Similmente, i capitali degli investitori retail sono confluiti in aree più speculative (e sensibili alla liquidità) del mercato azionario cinese, in particolare verso il ChiNext e le piccole-medie imprese quotate sulla borsa di Shenzhen.
Naturalmente, quando i temi sono caldi e la liquidità è abbondante, le valutazioni e la sostenibilità dei recenti rendimenti dei prezzi dei titoli assumono un ruolo secondario. Il multiplo prezzo/utili medio dell’indice ChiNext 300 è attualmente pari a 42x e il rapporto medio prezzo/valore di libro (che è una metrica più rilevante data l’incertezza sugli utili del 2020) è elevato, pari a 8,4x. A nostro avviso ci sono titoli che giustificatamente meritano un premio nelle valutazioni, mentre lo stesso non può valere per interi sottogruppi di settori che beneficiano di eccessivi afflussi.

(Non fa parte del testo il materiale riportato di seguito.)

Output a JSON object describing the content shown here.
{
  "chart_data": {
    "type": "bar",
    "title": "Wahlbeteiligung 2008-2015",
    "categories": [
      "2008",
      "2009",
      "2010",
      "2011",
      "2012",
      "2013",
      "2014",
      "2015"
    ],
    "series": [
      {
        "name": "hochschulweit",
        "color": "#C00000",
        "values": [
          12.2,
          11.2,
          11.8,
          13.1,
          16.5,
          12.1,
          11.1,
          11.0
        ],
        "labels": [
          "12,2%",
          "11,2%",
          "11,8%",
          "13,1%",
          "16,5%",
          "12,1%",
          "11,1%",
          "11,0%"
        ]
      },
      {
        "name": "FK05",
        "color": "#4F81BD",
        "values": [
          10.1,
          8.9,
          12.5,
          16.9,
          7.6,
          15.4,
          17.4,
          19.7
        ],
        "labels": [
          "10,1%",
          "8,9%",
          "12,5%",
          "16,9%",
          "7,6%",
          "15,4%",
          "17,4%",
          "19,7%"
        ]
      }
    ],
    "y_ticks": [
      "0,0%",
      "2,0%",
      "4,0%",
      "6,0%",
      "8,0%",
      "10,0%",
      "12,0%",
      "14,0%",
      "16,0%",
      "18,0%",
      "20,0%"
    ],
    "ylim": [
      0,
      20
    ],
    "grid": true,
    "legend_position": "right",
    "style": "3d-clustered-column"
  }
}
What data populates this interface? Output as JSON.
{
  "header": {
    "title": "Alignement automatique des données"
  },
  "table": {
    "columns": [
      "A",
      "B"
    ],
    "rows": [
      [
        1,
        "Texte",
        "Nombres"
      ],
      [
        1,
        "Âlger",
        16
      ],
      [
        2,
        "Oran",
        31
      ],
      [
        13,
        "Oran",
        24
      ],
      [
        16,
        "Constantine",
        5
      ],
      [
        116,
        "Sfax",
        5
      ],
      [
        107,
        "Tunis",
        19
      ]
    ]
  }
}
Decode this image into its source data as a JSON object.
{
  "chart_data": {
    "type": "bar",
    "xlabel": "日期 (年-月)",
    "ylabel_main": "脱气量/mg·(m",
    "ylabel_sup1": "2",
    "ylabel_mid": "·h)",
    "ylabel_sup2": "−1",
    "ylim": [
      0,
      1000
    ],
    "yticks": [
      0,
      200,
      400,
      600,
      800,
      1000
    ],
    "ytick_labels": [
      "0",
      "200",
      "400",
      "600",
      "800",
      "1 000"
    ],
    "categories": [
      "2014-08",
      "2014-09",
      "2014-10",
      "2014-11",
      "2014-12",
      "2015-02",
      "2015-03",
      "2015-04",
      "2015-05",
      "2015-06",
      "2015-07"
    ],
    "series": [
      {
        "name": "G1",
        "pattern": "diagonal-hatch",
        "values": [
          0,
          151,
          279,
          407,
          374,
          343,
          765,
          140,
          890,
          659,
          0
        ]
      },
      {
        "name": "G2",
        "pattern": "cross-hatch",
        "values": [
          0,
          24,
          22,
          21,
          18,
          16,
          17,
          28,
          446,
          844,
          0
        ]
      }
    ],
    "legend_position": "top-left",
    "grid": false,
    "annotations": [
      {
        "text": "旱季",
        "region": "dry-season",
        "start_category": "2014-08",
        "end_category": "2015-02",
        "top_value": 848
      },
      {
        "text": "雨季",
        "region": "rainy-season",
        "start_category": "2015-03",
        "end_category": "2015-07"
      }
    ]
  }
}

Quali i settori più promettenti?
Anche il settore tecnologico cinese è attualmente molto popolare tra gli investitori retail. Il settore IT ha ottenuto buoni risultati l’anno scorso, crescendo di quasi il 63%. Da inizio anno il settore tech è stato uno dei maggiori beneficiari dell’afflusso indiscriminato del retail, e ha registrato un +33%. Come risultato di una performance così forte, che troviamo a dir poco irrazionale, le valutazioni delle aziende di questo settore hanno raggiunto livelli di rischio/rendimento poco attraenti rispetto alla maggior parte delle aziende quotate in borsa. In media, le azioni A-share cinesi vengono scambiate a un multiplo prezzo/utili pari a circa 50x. Questo multiplo non tiene conto dell’impatto negativo sugli utili derivanti dall’epidemia di coronavirus. Contrariamente a quanto si crede, i recenti annunci negativi di Apple, Microsoft, Hewlett Packard, ecc. indicano che il settore tecnologico non è immune agli effetti negativi dell’epidemia. Date le elevate valutazioni e le ipotesi eccessivamente ottimistiche, manteniamo un significativo sottopeso nel settore IT.
Mentre le valutazioni di alcuni dei settori più apprezzati dagli investitori retail sono diventate elevate, il mercato delle A-share in generale presenta valutazioni ragionevoli, con un rapporto tra il prezzo e gli utili 2020 pari a 13x, ed è interessante rispetto ad altri mercati emergenti e sviluppati. Gli attuali eccessi nelle valutazioni sono concentrati in alcune nicchie di mercato, che cerchiamo di evitare. Inoltre, a differenza del 2015, il margine di finanziamento e la leva finanziaria non sono a livelli allarmanti. In linea con la nostra analisi iniziale, la Cina sta compiendo progressi significativi nella lotta contro il virus. Le imprese stanno gradualmente riprendendo la normale attività e ci aspettiamo che le misure di sostegno e l’allentamento monetario comincino a raggiungere l’economia reale e abbiano un impatto positivo sull’attività e sulla domanda. Le recenti epidemie negli altri paesi sono preoccupanti ma non cambiano le prospettive di investimento per le A-share, soprattutto nel lungo termine, data l’apertura e l’istituzionalizzazione dei mercati del capitale interni.